Early July rains provided a lifeline to many crops in the Midwest and Great Plains. Now Krenk’s corn is taller and greener.

“The turnaround is magical,” he said. “But we need more rain, that's for sure. We are by far not out of the woods. Another dry week and we’re right back where we were.”

It will take consistent precipitation to nourish crops and improve the drought, which has been baking soil and plants for years in portions of the Midwest and Great Plains.

The region went into this summer with a lack of soil moisture that Jenny Rees, an extension educator with the University of Nebraska-Lincoln, said was unlike anything she’d witnessed.

“I’ve never seen a year where we started the season with no subsoil moisture,” she said. “Even in the 2012 drought we had a bit of a head start with some subsoil moisture.
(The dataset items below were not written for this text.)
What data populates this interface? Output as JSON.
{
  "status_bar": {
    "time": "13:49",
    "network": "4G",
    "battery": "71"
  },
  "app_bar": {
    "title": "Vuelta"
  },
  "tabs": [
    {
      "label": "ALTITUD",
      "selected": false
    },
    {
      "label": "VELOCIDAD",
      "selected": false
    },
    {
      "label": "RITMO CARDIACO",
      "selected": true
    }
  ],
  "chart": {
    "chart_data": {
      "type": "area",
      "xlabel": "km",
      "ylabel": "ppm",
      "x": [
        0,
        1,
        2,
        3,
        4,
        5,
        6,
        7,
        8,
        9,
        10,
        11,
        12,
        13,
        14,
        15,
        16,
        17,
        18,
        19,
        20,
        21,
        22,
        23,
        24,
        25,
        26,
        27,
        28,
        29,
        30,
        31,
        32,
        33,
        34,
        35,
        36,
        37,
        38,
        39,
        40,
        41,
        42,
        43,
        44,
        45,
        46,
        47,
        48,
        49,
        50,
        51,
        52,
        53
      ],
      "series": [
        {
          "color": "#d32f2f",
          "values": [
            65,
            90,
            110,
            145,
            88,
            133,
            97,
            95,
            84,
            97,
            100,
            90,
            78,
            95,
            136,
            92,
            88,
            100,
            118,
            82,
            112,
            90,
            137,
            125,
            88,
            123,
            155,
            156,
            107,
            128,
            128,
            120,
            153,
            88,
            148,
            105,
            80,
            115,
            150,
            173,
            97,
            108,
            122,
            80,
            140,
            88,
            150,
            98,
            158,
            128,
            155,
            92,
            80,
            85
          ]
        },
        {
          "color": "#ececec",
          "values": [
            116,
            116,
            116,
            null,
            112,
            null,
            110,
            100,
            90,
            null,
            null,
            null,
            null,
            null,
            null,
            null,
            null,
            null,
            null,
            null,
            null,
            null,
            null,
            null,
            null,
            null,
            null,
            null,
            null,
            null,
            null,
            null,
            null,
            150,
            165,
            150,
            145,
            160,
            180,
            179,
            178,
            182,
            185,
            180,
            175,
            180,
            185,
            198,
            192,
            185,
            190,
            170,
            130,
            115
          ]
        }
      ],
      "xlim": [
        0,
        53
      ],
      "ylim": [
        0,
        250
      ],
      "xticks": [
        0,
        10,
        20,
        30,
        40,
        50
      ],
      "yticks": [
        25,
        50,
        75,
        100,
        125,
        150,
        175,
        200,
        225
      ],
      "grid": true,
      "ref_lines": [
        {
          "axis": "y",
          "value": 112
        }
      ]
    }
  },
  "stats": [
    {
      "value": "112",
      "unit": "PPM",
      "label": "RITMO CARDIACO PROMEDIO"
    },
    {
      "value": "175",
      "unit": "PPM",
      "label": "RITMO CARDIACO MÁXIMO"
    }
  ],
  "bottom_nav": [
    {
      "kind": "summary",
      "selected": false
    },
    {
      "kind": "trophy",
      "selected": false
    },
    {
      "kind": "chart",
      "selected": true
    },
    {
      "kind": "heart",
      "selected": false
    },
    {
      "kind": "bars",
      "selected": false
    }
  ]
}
This year is at a whole other level because we didn't have that.”

Then Mother Nature dealt an incredibly dry May and June — the time when many states can get up to 60% of their annual precipitation.

“When you miss precipitation during those two months, you know there’s going to be trouble,” said Doug Kluck, a climatologist with the National Oceanic and Atmospheric Administration.

“We didn’t have that moisture to bank for later in the summer when things typically get even drier.”

At this point, parts of the Midwest and Great Plains are dealing with drought that’s similar to a chronic cold. Dryness has been lurking for years and nagging at farmers as they’ve raised their crops and livestock.

Dry weather quickly became drought, and now it will take a lot of rain to ease symptoms.

“Yes, we’re having some rains,” Kluck said. “But gosh, give it a week. And what we see is pretty much going to be gone. A lot of it’s going to get used by the plants and everything growing right now.”

John Ackerman said he always feels blessed to farm, but it’s been a challenging year near the central Illinois city of Morton.

As the drought spread east from Kansas and Nebraska, Ackerman’s fields went 50 days without measurable rain. He looked at the forecast every single day, worried that the soil might be too dry to plant his pumpkins.

Ackerman ended up planting the seeds much deeper in the soil, to help them find moisture. That makes it harder for the plant to grow up through the dirt, but luckily the recent rains have helped the plants poke through the ground.

“Part of the improvement is also my mood,” he said. “My wife says I’m slightly less grumpy than I’ve been over the last month, so that’s a win.”